The TRA 2°P-TIMI 50 trial [49] was a secondary prevention trial designed to investigate the efficacy and safety of vorapaxar in the reduction of atherothrombotic events in patients with established atherosclerosis receiving aspirin and/or clopidogrel. Patients (n = 26,449) were randomly assigned to vorapaxar 2.5 mg daily or placebo. After a median follow-up of 30 months, vorapaxar significantly reduced the primary endpoint (death from cardiovascular causes, myocardial infarction, or stroke) by 13% compared with placebo, driven by a 17% reduction in the rate of myocardial infarction, at the expense of a significant increase in moderate or severe bleeding and a twofold increase in intracranial bleeding. Particularly in patients with previous STEMI (n = 9,248), vorapaxar led to a significant 27% reduction in the risk of cardiovascular death, myocardial infarction or stroke. The efficacy and safety of vorapaxar in combination with prasugrel and ticagrelor has not been tested. Future studies with different antiplatelet combinations, duration and doses are needed to clarify if vorapaxar has a role in the treatment of patients with STEMI. Vorapaxar (2.08 mg once daily maintenance dose) is currently approved by the FDA and EMA for the reduction of thrombotic events in patients with a history of myocardial infarction or peripheral arterial disease (Tab. 3).

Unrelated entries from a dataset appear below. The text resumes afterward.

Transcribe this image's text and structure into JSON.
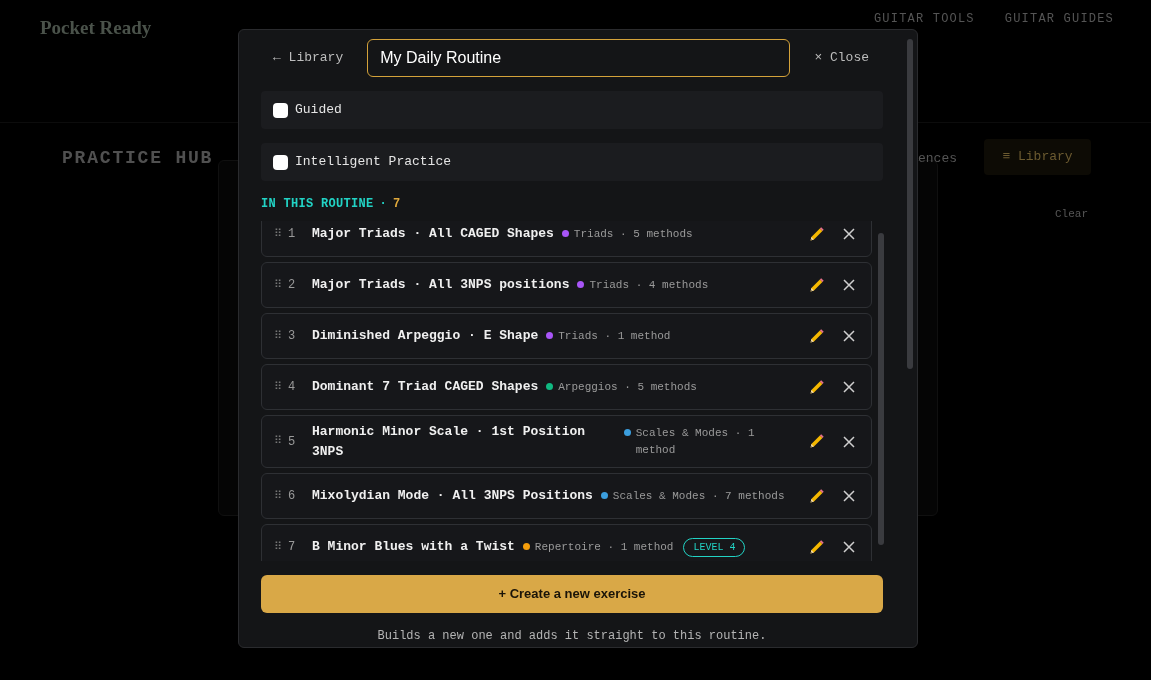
{
  "background": {
    "logo": "Pocket Ready",
    "nav": [
      "GUITAR TOOLS",
      "GUITAR GUIDES"
    ],
    "page_title": "PRACTICE HUB",
    "partial_link": "ences",
    "library_button": "≡ Library",
    "clear_link": "Clear"
  },
  "modal": {
    "back_link": "← Library",
    "title_field": {
      "value": "My Daily Routine"
    },
    "close_button": "× Close",
    "options": [
      {
        "label": "Guided",
        "checked": false
      },
      {
        "label": "Intelligent Practice",
        "checked": false
      }
    ],
    "section": {
      "label": "IN THIS ROUTINE",
      "separator": "·",
      "count": "7"
    },
    "exercises": [
      {
        "handle": "⠿",
        "number": "1",
        "title": "Major Triads · All CAGED Shapes",
        "color": "#a855f7",
        "meta": "Triads · 5 methods"
      },
      {
        "handle": "⠿",
        "number": "2",
        "title": "Major Triads · All 3NPS positions",
        "color": "#a855f7",
        "meta": "Triads · 4 methods"
      },
      {
        "handle": "⠿",
        "number": "3",
        "title": "Diminished Arpeggio · E Shape",
        "color": "#a855f7",
        "meta": "Triads · 1 method"
      },
      {
        "handle": "⠿",
        "number": "4",
        "title": "Dominant 7 Triad CAGED Shapes",
        "color": "#10b981",
        "meta": "Arpeggios · 5 methods"
      },
      {
        "handle": "⠿",
        "number": "5",
        "title": "Harmonic Minor Scale · 1st Position 3NPS",
        "color": "#3b9ede",
        "meta": "Scales & Modes · 1 method"
      },
      {
        "handle": "⠿",
        "number": "6",
        "title": "Mixolydian Mode · All 3NPS Positions",
        "color": "#3b9ede",
        "meta": "Scales & Modes · 7 methods"
      },
      {
        "handle": "⠿",
        "number": "7",
        "title": "B Minor Blues with a Twist",
        "color": "#f59e0b",
        "meta": "Repertoire · 1 method",
        "badge": "LEVEL 4"
      }
    ],
    "create_button": "+ Create a new exercise",
    "hint": "Builds a new one and adds it straight to this routine."
  }
}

In patients with atrial fibrillation undergoing PCI, rivaroxaban may be considered as a therapeutic option as recently published in the PIONEER-AF trial [52]. Furthermore, in patients with stable angina, those assigned to rivaroxaban (2.5 mg twice daily) plus aspirin had better cardiovascular outcomes and more major bleeding events than those assigned to aspirin alone [53]. In patients with a low bleeding risk who receive aspirin and clopidogrel, low-dose rivaroxaban (2.5 mg twice daily) may be considered (Class 2b; LOE: B for both) as determined by the ESC guidelines (Tab. 3; [3]).